Later that day, we received a call that the grandmother can’t take her and they had no other home for this child, could they bring her back to us, of course we said yes. About two weeks later we had a social worker pull up, unannounced to check in on how things were going with our new house guest. This worker had visited her a year ago in her mother’s home so she was familiar. In asking me questions, how are you related , do you know her, etc., the reaction was great, she was amazed that this little girl ended up at our house with no relationship at all to us.

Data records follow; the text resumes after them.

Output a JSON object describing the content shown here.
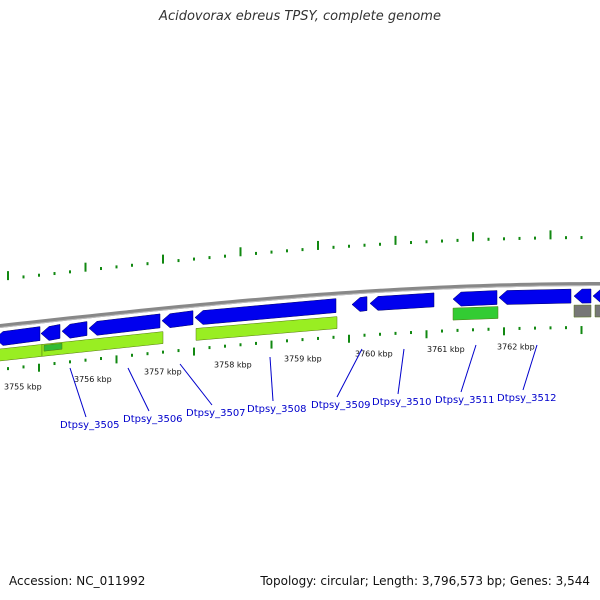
{
  "title": "Acidovorax ebreus TPSY, complete genome",
  "footer": {
    "accession": "Accession: NC_011992",
    "summary": "Topology: circular; Length: 3,796,573 bp; Genes: 3,544"
  },
  "kbp_labels": [
    "3755 kbp",
    "3756 kbp",
    "3757 kbp",
    "3758 kbp",
    "3759 kbp",
    "3760 kbp",
    "3761 kbp",
    "3762 kbp"
  ],
  "gene_labels": [
    "Dtpsy_3505",
    "Dtpsy_3506",
    "Dtpsy_3507",
    "Dtpsy_3508",
    "Dtpsy_3509",
    "Dtpsy_3510",
    "Dtpsy_3511",
    "Dtpsy_3512"
  ],
  "colors": {
    "cds": "#0000ee",
    "gene": "#99ee22",
    "rna": "#33bb33",
    "backbone": "#888888",
    "gc_tick": "#118811",
    "gene_label": "#0000cc"
  },
  "icons": [
    "gene-arrow-icon"
  ]
}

I won’t forget her saying “have you seen the movie Sound of Freedom? ... another child saved”. She also said, when she found out we had 6 sons, “God may have just given you a daughter”. This worker said she got chills hearing about the morning she showed up and after talking with her, seeing her and checking our home, said “if it were up to me, she would stay here and never leave, she is happy and that wasn’t what I saw a year ago.” So now we adjust to life with a 12 year old girl. We continue to pray and wait for God to show us his plan. I think we kind of know but we will save that subject for another time.
Truly a miracle! I have no doubt that God's hand was in this. I continue to be inspired by this blogger and her family.